Vivo’s final chapter looks at slavery, torture, and racism as practices that are being ended — or at least we hope so, and I think the arguments used are good ones despite the significant comeback for torture in recent years. Vivo sees part of the solution to war as resting in criminalizing it. He’d like to transform the International Criminal Court into an independent and effective institution with the ability to prosecute what he calls “aggressive war” and what I would call “war.” Vivo accurately identifies the United States government as the major force working against such application of the rule of law. But he writes about the idea of criminalizing war as if it’s never been done, and claims that the effort to prosecute the crime of starting World War I failed because it has always been believed that no single individual could be held accountable for something so enormous.

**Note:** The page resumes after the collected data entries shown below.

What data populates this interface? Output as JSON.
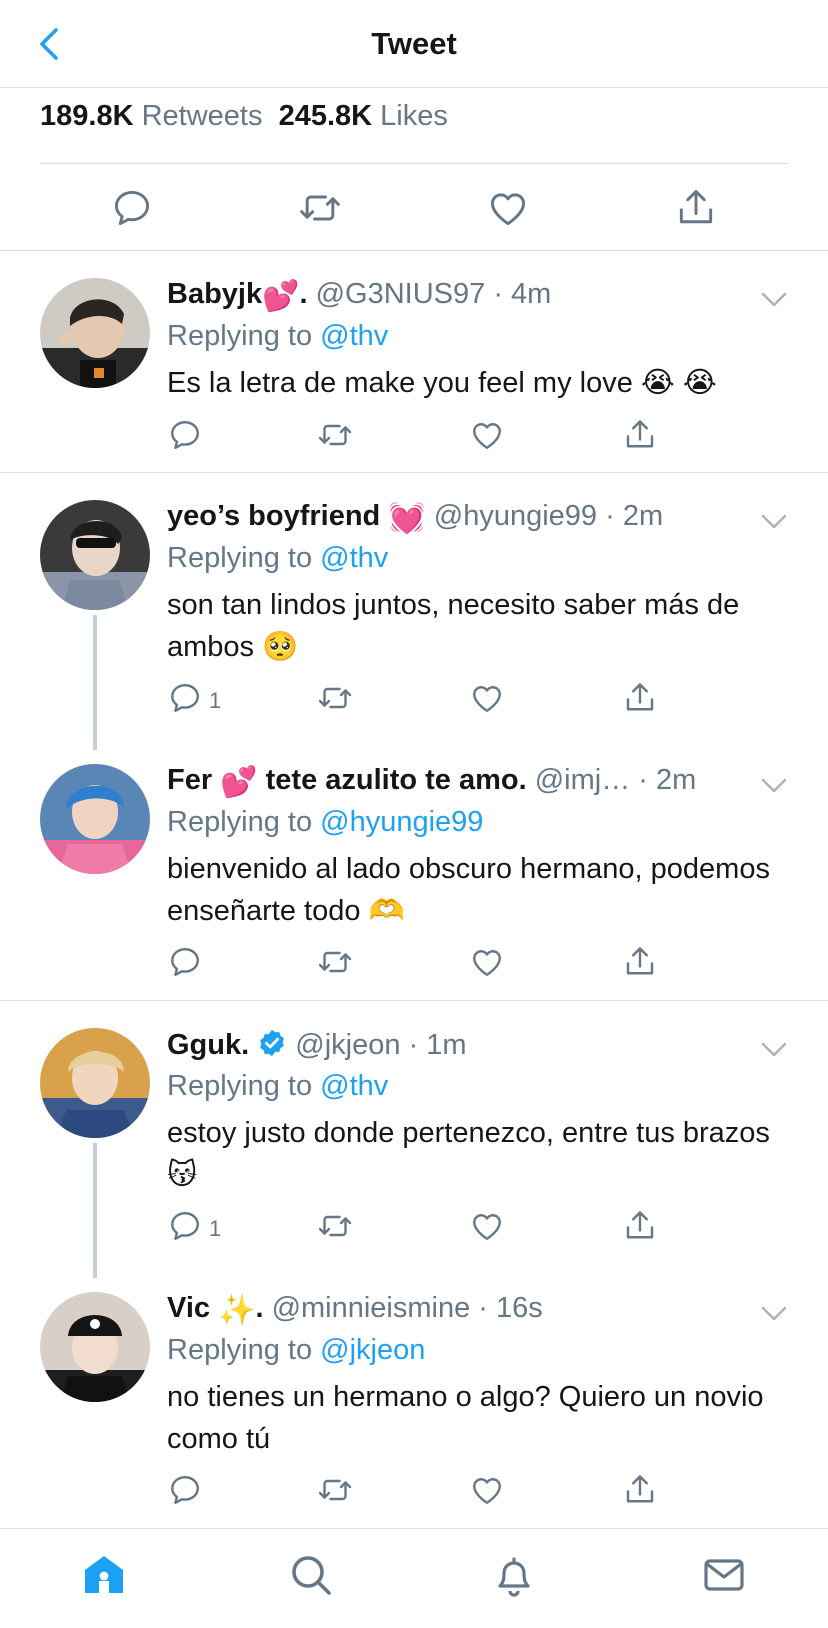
{
  "header": {
    "title": "Tweet",
    "back_icon": "chevron-left-icon"
  },
  "stats": {
    "retweets_count": "189.8K",
    "retweets_label": "Retweets",
    "likes_count": "245.8K",
    "likes_label": "Likes"
  },
  "colors": {
    "accent": "#1da1f2",
    "secondary_text": "#657786",
    "divider": "#d9dde1",
    "thread_line": "#c4cfd6"
  },
  "replies": [
    {
      "display_name": "Babyjk",
      "name_emoji": "💕",
      "name_suffix": ".",
      "handle": "@G3NIUS97",
      "time": "4m",
      "replying_label": "Replying to",
      "replying_to": "@thv",
      "text": "Es la letra de make you feel my love 😭 😭",
      "reply_count": ""
    },
    {
      "display_name": "yeo’s boyfriend",
      "name_emoji": "💓",
      "name_suffix": "",
      "handle": "@hyungie99",
      "time": "2m",
      "replying_label": "Replying to",
      "replying_to": "@thv",
      "text": "son tan lindos juntos, necesito saber más de ambos 🥺",
      "reply_count": "1"
    },
    {
      "display_name": "Fer",
      "name_emoji": "💕",
      "name_suffix": "tete azulito te amo.",
      "handle": "@imj…",
      "time": "2m",
      "replying_label": "Replying to",
      "replying_to": "@hyungie99",
      "text": "bienvenido al lado obscuro hermano, podemos enseñarte todo 🫶",
      "reply_count": ""
    },
    {
      "display_name": "Gguk.",
      "name_emoji": "",
      "name_suffix": "",
      "handle": "@jkjeon",
      "time": "1m",
      "replying_label": "Replying to",
      "replying_to": "@thv",
      "text": "estoy justo donde pertenezco, entre tus brazos 😽",
      "reply_count": "1",
      "verified": true
    },
    {
      "display_name": "Vic",
      "name_emoji": "✨",
      "name_suffix": ".",
      "handle": "@minnieismine",
      "time": "16s",
      "replying_label": "Replying to",
      "replying_to": "@jkjeon",
      "text": "no tienes un hermano o algo? Quiero un novio como tú",
      "reply_count": ""
    }
  ],
  "tabbar": {
    "items": [
      "home-icon",
      "search-icon",
      "notifications-icon",
      "messages-icon"
    ],
    "active": "home-icon"
  }
}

But in fact roughly half the world is represented by governments that are parties to a treaty banning all war, and it was the existence of this treaty that allowed the United States to claim that war was a crime when it was committed by Germany and Japan (though, for some reason, not when it was committed by the victors of World War II). This treaty, which did not exist when World War I was launched, is called the Kellogg-Briand Pact, and I wrote about it in When the World Outlawed War. Vivo’s nation of Uruguay is not a party to the Pact, but its current president seems just the person to change that. Were Uruguay to send a letter to the U.S. State Department joining the Kellogg-Briand Pact, it would then be a party to it. That’s all that is required. Uruguay might then send a note the following week respectfully urging the United States to comply with the treaty.

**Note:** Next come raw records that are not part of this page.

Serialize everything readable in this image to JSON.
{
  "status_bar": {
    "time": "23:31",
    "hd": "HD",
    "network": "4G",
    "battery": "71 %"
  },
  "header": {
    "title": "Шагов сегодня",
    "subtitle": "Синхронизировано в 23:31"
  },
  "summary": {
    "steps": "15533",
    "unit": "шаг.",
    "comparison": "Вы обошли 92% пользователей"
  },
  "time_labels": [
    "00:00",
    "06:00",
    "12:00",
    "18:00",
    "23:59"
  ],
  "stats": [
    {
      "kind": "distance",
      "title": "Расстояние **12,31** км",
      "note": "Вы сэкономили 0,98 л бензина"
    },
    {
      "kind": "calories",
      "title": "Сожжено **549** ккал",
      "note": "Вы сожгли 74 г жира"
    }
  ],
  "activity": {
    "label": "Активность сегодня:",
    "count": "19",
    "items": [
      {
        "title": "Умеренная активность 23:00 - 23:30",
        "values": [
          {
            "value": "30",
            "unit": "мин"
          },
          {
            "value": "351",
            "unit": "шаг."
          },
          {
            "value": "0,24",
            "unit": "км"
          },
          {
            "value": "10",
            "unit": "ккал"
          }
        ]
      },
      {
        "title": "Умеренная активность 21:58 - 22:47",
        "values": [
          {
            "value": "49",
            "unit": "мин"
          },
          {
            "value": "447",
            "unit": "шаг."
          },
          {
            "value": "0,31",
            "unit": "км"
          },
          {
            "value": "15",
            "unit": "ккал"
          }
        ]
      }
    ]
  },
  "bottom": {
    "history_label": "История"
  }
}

Of course, bringing the nations of the world together to create something like the Kellogg-Briand Pact from scratch would work just as well, but no single country could do that alone, and no group of countries could do it in this day and age without some sort of magical powers. The victors of World War II, also known as the permanent members of the U.N. Security Council, think they have got a good thing going. Why would they choose to put themselves on an equal level with others and ban all war when they can maintain impunity and choose which wars are “defensive” and which are “authorized”?

The secret of Kellogg-Briand is that four of the big five are already on board with banning all war and just need to be reminded of it. Wouldn’t it be wonderful if Uruguay were to play that role?

Wouldn’t it be fantastic if war abolition literature were read, studied, discussed, refined, and acted on?